Au cœur de l’Afrique de l’Ouest, la question monétaire dépasse désormais la simple technologie : elle touche à la souveraineté économique. L’essor des crypto-actifs, la tokenisation des actifs financiers, les stablecoins et les nouvelles plateformes numériques bousculent les banques centrales, qui doivent accompagner cette évolution sans fragiliser la stabilité financière.
C’est dans ce contexte que la Banque Centrale des États de l’Afrique de l’Ouest (BCEAO) a organisé, le 8 mai 2026 à Dakar, une conférence internationale réunissant gouverneurs, régulateurs, institutions financières et experts en blockchain et cybersécurité. Tous ont observé que le système monétaire mondial connaît une mutation aussi profonde que celle provoquée par Internet dans le secteur financier.

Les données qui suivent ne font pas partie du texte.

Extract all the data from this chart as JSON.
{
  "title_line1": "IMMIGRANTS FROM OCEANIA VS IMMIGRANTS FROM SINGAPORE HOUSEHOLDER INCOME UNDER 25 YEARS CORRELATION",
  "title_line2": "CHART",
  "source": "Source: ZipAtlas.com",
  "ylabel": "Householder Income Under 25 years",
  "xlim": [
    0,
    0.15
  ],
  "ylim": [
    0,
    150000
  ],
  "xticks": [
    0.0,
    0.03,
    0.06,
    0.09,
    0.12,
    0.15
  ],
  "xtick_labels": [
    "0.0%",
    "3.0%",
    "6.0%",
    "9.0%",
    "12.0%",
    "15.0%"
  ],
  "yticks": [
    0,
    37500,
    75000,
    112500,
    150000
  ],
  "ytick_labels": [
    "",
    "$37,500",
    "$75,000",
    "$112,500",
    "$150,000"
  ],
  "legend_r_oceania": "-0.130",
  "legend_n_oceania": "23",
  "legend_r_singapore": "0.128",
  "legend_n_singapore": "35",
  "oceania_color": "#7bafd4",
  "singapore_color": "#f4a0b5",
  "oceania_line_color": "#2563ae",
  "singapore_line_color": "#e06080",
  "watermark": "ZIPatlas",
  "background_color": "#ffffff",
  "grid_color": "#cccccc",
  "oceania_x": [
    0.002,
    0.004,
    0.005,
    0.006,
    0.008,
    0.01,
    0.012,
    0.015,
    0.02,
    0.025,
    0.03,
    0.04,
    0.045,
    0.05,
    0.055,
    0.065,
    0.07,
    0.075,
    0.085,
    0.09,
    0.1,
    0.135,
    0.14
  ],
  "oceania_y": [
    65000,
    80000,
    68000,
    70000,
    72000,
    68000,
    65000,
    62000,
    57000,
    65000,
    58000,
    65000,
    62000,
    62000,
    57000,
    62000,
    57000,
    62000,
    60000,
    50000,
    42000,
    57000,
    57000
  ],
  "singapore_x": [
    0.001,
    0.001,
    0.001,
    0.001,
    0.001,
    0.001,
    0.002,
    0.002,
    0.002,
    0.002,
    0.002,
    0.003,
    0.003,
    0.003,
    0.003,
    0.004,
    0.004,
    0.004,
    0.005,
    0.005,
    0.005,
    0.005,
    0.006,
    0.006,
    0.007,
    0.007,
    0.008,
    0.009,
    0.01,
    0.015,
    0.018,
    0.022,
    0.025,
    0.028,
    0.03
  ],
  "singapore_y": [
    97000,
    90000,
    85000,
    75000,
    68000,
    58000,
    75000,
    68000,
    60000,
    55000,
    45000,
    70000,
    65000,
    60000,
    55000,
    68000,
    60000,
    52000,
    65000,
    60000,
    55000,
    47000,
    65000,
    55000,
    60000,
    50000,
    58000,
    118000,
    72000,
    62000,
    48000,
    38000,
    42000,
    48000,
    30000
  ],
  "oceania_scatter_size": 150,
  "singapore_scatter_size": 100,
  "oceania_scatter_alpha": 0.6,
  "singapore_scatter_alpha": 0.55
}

L’innovation s’impose déjà : la blockchain, la tokenisation, les contrats intelligents et les paiements instantanés transforment la manière dont circulent les fonds et s’organise le financement. Le Gouverneur de la BCEAO, Jean-Claude Kassi Brou, souligne que ces technologies reconfigurent l’intermédiation financière. Pour une région où les coûts des paiements transfrontaliers restent élevés et où la bancarisation ne concerne pas encore toute la population, elles représentent un levier puissant vers une intégration régionale renforcée et une économie numérique inclusive.
La BCEAO s’est rapidement engagée dans cette dynamique en lançant, le 30 septembre 2025, la Plateforme Interopérable du Système de Paiement Instantané (PI-SPI). Conçue et développée entièrement en interne, cette infrastructure facilite des transactions rapides, continues et sécurisées entre les banques, les institutions de microfinance et autres prestataires financiers des huit pays membres de l’Union. Cette avancée concrétise la volonté de la BCEAO de rendre les paiements numériques accessibles, fiables et universels.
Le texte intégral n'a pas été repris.